Prisons: Mobile Phones

Stephen Doughty: To ask the Secretary of State for Justice on how many times the offence of possession of mobile telephones within a prison has been proceeded upon; and how many days were added to the offender's sentence in each case. [197533]

Jeremy Wright: The National Offender Management Service (NOMS) takes the issue of mobile phones in prisons very seriously and is committed to addressing the risks they present to both the security of prisons and the safety of the public.

NOMS has implemented a multi-layered approach: to minimise the number of mobile phones entering prisons, to find phones that do get in and to disrupt mobile phones that cannot be found.

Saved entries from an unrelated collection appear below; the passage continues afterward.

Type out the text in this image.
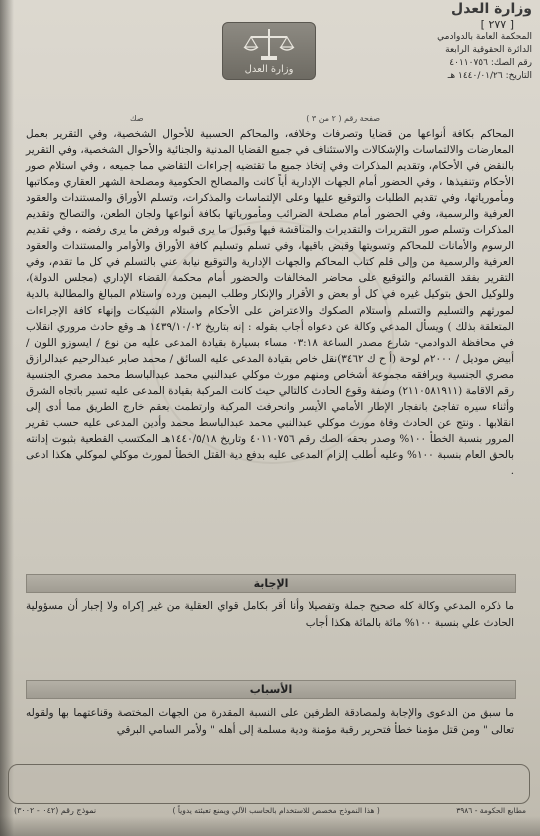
وزارة العدل
[ ٢٧٧ ]
المحكمة العامة بالدوادمي
الدائرة الحقوقية الرابعة
رقم الصك: ٤٠١١٠٧٥٦
التاريخ: ١٤٤٠/٠١/٢٦ هـ
وزارة العدل
صفحة رقم ( ٢ من ٣ )
صك
المحاكم بكافة أنواعها من قضايا وتصرفات وخلافه، والمحاكم الحسبية للأحوال الشخصية، وفي التقرير بعمل المعارضات والالتماسات والإشكالات والاستئناف في جميع القضايا المدنية والجنائية والأحوال الشخصية، وفي التقرير بالنقض في الأحكام، وتقديم المذكرات وفي إتخاذ جميع ما تقتضيه إجراءات التقاضي مما جميعه ، وفي استلام صور الأحكام وتنفيذها ، وفي الحضور أمام الجهات الإدارية أياً كانت والمصالح الحكومية ومصلحة الشهر العقاري ومكاتبها ومأمورياتها، وفي تقديم الطلبات والتوقيع عليها وعلى الإلتماسات والمذكرات، وتسلم الأوراق والمستندات والعقود العرفية والرسمية، وفي الحضور أمام مصلحة الضرائب ومأمورياتها بكافة أنواعها ولجان الطعن، والتصالح وتقديم المذكرات وتسلم صور التقريرات والتقديرات والمناقشة فيها وقبول ما يرى قبوله ورفض ما يرى رفضه ، وفي تقديم الرسوم والأمانات للمحاكم وتسويتها وقبض باقيها، وفي تسلم وتسليم كافة الأوراق والأوامر والمستندات والعقود العرفية والرسمية من وإلى قلم كتاب المحاكم والجهات الإدارية والتوقيع نيابة عني بالتسلم في كل ما تقدم، وفي التقرير بفقد القسائم والتوقيع على محاضر المخالفات والحضور أمام محكمة القضاء الإداري (مجلس الدولة)، وللوكيل الحق بتوكيل غيره في كل أو بعض و الأقرار والإنكار وطلب اليمين ورده واستلام المبالغ والمطالبة بالدية لمورثهم والتسليم والتسلم واستلام الصكوك والاعتراض على الأحكام واستلام الشيكات وإنهاء كافة الإجراءات المتعلقة بذلك ) ويسأل المدعي وكالة عن دعواه أجاب بقوله : إنه بتاريخ ١٤٣٩/١٠/٠٢ هـ وقع حادث مروري انقلاب في محافظة الدوادمي- شارع مصدر الساعة ٠٣:١٨ مساء بسيارة بقيادة المدعى عليه من نوع / ايسوزو اللون / أبيض موديل / ٢٠٠٠م لوحة (أ ح ك ٣٤٦٢)نقل خاص بقيادة المدعى عليه السائق / محمد صابر عبدالرحيم عبدالرازق مصري الجنسية ويرافقه مجموعة أشخاص ومنهم مورث موكلي عبدالنبي محمد عبدالباسط محمد مصري الجنسية رقم الاقامة (٢١١٠٥٨١٩١١) وصفة وقوع الحادث كالتالي حيث كانت المركبة بقيادة المدعى عليه تسير باتجاه الشرق وأثناء سيره تفاجئ بانفجار الإطار الأمامي الأيسر وانحرفت المركبة وارتطمت بعقم خارج الطريق مما أدى إلى انقلابها . ونتج عن الحادث وفاة مورث موكلي عبدالنبي محمد عبدالباسط محمد وأدين المدعى عليه حسب تقرير المرور بنسبة الخطأ ١٠٠% وصدر بحقه الصك رقم ٤٠١١٠٧٥٦ وتاريخ ١٤٤٠/٥/١٨هـ المكتسب القطعية بثبوت إدانته بالحق العام بنسبة ١٠٠% وعليه أطلب إلزام المدعى عليه بدفع دية القتل الخطأ لمورث موكلي لموكلي هكذا ادعى .
الإجابة
ما ذكره المدعي وكالة كله صحيح جملة وتفصيلا وأنا أقر بكامل قواي العقلية من غير إكراه ولا إجبار أن مسؤولية الحادث علي بنسبة ١٠٠% مائة بالمائة هكذا أجاب
الأسباب
ما سبق من الدعوى والإجابة ولمصادقة الطرفين على النسبة المقدرة من الجهات المختصة وقناعتهما بها ولقوله تعالى " ومن قتل مؤمنا خطأ فتحرير رقبة مؤمنة ودية مسلمة إلى أهله " ولأمر السامي البرقي
مطابع الحكومة - ٣٩٨٦
( هذا النموذج مخصص للاستخدام بالحاسب الآلي ويمنع تعبئته يدوياً )
نموذج رقم (٠٤٢ - ٣٠٠٢)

A range of technology has been rolled out to prisons to strengthen searching and security, including portable mobile phone signal detectors, Body Orifice Security Scanners (BOSS chairs), high sensitivity metal detecting wands and short range portable mobile phone blockers.

The adjudication process exists to allow prison governors to deal with breaches of prison discipline, including possession of unauthorised items such as mobile telephones.

From centrally held data, it is not possible to identify those offenders who breached prison discipline by possessing a mobile phone, were proceeded against and given the punishment of additional days. The prison adjudication offence details held centrally are not of sufficient detail to identify the specific breach item—mobile phone possession offences are grouped with other prohibited items.

Determining if the requested information is held would require a manual search through all individual prison records where a breach of prison discipline led to adjudication in respect of possession of a prohibited item to see if any information is recorded on the type of item. Inspecting each record to ascertain if there was an adjudication for possession of a mobile phone and how many additional days were given as a punishment could be done only at disproportionate cost.